Tip: Work with the partners to agree on the interdependency and timeline of the various activities. This should be done at the level of tasks and not just at the level of work packages. Going this extra mile will force the partners to think in more detail about their suggested work (this will be beneficial both during the evaluation and the execution of the project). These details might be based on a rough estimation at the time of the proposal making; however, it is better to have rough estimations than no estimations at all.
Deliverables serve as a means of monitoring project progress during the lifetime of the project. Additionally, and possibly more importantly, deliverables become official contractual obligations under the grant agreement. It is crucial to remember deliverables are produced in addition to the progress reports required by the EC. A typical mistake made by applicants is thinking that more equals better. However, evaluators are not looking for a never-ending list of deliverables, but a logical framework in the way the work plan is presented, containing a logical set of deliverables.

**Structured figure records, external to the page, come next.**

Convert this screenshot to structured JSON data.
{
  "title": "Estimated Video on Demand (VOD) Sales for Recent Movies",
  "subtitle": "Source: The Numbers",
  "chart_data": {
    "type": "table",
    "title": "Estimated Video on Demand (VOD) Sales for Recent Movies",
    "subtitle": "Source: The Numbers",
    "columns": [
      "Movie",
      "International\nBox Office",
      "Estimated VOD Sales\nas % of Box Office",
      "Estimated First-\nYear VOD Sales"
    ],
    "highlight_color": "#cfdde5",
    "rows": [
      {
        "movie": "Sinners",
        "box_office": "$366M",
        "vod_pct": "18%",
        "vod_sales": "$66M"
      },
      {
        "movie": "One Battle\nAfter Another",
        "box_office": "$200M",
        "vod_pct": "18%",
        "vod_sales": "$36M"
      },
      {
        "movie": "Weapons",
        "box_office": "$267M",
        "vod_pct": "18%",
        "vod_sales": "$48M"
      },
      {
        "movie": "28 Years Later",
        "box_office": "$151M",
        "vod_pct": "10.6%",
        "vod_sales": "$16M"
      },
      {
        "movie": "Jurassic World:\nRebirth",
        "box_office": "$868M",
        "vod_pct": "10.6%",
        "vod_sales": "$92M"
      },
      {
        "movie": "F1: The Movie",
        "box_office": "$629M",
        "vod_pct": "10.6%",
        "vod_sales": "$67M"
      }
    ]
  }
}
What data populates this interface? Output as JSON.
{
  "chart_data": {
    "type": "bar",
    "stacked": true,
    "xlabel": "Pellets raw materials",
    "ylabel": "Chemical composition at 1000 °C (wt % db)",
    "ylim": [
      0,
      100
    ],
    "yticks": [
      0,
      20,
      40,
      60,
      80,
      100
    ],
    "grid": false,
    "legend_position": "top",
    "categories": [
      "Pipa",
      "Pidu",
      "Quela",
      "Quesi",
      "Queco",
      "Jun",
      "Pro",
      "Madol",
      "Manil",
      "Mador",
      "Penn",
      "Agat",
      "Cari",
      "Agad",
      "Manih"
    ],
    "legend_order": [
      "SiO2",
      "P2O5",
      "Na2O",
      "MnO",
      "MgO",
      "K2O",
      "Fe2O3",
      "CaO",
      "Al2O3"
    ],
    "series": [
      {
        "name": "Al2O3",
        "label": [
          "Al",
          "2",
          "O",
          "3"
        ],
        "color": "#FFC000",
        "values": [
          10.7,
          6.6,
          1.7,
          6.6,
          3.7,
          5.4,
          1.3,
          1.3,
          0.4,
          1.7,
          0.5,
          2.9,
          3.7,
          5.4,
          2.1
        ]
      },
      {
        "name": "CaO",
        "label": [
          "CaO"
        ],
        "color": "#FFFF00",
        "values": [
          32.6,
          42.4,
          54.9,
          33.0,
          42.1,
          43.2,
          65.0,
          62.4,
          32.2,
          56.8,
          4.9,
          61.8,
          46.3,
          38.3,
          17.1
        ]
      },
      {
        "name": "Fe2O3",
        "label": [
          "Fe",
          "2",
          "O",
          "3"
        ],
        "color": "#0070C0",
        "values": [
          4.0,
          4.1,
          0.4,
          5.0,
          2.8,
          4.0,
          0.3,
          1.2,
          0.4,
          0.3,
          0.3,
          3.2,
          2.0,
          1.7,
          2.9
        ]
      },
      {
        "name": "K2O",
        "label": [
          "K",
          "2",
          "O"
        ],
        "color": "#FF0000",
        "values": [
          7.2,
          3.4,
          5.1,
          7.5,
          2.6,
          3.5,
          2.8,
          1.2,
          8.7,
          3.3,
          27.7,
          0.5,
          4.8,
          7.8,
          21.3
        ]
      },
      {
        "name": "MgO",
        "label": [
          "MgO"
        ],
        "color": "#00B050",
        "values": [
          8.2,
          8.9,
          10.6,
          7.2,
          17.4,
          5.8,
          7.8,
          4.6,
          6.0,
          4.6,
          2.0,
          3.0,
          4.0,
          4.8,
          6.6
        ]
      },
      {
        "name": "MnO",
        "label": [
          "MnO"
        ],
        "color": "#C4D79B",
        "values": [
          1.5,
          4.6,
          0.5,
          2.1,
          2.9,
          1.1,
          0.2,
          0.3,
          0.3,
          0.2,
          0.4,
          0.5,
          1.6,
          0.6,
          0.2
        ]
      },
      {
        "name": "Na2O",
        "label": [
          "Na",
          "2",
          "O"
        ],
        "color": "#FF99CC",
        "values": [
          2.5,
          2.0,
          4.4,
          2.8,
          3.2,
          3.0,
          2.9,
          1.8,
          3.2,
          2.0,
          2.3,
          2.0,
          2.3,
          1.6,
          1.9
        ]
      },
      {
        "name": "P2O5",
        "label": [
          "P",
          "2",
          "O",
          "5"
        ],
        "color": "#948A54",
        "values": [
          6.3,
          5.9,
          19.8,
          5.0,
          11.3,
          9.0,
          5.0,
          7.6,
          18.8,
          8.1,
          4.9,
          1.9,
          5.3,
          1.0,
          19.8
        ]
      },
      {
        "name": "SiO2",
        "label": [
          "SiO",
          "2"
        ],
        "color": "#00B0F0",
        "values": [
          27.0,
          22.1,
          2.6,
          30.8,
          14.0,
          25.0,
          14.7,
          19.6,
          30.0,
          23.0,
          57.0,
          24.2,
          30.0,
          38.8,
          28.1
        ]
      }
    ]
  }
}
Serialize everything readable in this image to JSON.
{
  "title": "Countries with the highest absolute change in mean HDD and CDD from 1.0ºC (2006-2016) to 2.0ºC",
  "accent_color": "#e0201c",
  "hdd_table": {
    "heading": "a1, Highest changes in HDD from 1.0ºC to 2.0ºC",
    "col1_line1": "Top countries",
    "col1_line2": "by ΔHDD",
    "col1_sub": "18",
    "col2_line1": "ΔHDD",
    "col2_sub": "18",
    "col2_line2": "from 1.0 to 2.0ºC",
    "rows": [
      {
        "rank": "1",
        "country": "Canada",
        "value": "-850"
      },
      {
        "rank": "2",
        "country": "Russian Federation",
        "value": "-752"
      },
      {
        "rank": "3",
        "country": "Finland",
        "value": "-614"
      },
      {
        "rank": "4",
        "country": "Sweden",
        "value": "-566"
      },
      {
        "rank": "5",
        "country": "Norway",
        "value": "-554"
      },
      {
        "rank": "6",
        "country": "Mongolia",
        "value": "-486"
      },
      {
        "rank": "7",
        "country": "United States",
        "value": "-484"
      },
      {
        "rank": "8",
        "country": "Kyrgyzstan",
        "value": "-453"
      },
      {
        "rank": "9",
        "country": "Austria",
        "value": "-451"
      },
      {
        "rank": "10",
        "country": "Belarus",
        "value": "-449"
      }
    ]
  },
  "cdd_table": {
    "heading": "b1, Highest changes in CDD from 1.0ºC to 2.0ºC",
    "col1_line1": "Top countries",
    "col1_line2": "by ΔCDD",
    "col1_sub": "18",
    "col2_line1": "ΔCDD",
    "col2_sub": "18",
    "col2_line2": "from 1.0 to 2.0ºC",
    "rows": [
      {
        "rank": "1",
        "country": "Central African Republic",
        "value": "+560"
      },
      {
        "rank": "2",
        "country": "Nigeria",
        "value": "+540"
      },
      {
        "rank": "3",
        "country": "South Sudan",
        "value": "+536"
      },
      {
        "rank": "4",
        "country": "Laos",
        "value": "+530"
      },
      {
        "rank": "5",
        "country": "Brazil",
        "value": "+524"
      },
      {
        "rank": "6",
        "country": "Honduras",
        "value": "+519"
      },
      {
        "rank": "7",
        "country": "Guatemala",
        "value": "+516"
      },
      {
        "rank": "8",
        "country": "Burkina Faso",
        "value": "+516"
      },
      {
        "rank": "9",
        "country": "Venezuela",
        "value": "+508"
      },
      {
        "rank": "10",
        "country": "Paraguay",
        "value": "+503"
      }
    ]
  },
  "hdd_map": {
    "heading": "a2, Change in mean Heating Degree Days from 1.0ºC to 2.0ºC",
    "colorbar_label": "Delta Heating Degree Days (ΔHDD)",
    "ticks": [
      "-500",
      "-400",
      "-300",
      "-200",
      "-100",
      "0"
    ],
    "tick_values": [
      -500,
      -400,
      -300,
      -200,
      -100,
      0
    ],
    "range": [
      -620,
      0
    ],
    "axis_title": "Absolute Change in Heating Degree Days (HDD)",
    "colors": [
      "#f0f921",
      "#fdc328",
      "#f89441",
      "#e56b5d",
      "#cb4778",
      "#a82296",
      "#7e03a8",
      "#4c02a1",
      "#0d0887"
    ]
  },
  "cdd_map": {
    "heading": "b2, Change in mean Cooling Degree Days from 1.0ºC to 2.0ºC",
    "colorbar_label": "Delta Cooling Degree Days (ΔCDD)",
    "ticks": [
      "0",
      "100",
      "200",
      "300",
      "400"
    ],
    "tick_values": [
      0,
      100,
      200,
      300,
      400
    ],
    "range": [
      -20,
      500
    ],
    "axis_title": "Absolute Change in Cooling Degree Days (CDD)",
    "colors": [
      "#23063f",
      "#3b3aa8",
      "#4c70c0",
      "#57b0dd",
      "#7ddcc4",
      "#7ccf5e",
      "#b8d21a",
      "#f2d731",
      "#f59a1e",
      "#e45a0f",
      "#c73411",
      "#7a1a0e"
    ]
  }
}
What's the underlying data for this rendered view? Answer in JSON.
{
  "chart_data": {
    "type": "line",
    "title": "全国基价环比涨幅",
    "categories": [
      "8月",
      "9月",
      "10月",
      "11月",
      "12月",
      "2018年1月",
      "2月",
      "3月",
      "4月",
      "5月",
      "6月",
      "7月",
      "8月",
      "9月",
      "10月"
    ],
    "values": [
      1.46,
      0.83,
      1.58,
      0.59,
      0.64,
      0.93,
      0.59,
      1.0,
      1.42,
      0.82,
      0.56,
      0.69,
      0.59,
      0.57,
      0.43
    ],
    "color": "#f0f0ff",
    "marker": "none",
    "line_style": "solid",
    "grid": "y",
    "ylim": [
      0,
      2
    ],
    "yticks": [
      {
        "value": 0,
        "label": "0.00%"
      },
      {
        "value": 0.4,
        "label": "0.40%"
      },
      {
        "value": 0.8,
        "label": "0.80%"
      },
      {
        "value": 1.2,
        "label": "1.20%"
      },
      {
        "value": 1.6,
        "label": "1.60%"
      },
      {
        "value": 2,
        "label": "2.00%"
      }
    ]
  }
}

Tip: It is recommended to list 2 to 3 well-defined logical deliverables per work package. This number of deliverables will in most cases satisfy the evaluators, without risking overloading the partners during the project’s implementation.
Similar to the deliverables, milestones also serve as a means of progress reporting during the project execution. They also become official contractual obligations under the grant agreement. The typical mistake, as with deliverables, is listing too many milestones in the proposal. It is recommended to have about 5 milestones for the entire duration of a 3-year project (for longer durations, add 1-2 milestones max). Importantly, evaluators are looking for logic in the plan.
Another aspect to consider about milestones in Horizon Europe proposals is the requirement for “means of verification” i.e., how you are going to demonstrate reaching each milestone. On the whole, any kind of dedicated written evidence will suffice. Additionally, try and link milestones to one (or more) of the existing deliverables. In doing so, you will provide means of verification to the milestones and avoid writing another document, saving you time and work during the project execution.
Horizon Europe proposal budget
There are two main approaches for preparing a Horizon Europe budget:
- Top-down, the coordinator and/or the partners decide to split the budget in a predefined way, while each of the partners is responsible for the inner structure of the budget share they receive.
- Bottom-up, the budget is constructed based on the actual specific details of the project’s work plan.
It is recommended to utilise the second approach when constructing the budget. For both the evaluation and project execution, the second approach is more realistic, accurate, reliable, convincing, and eventually more relevant for execution. The first approach might evoke negative feedback and many unwanted questions from reviewers during the evaluation if the allocated budget doesn’t match the partners workload. If it does get passed the evaluators, you will probably end up with multiple problems during execution when some partners might struggle to deliver their share of the work based on the budget they’ve been allocated.
Tip: Linking the budget closely to a detailed work plan will be beneficial to both the project and the partners. Having a detailed plan is important for making the right impression during the evaluation and helping run a more efficient project during implementation.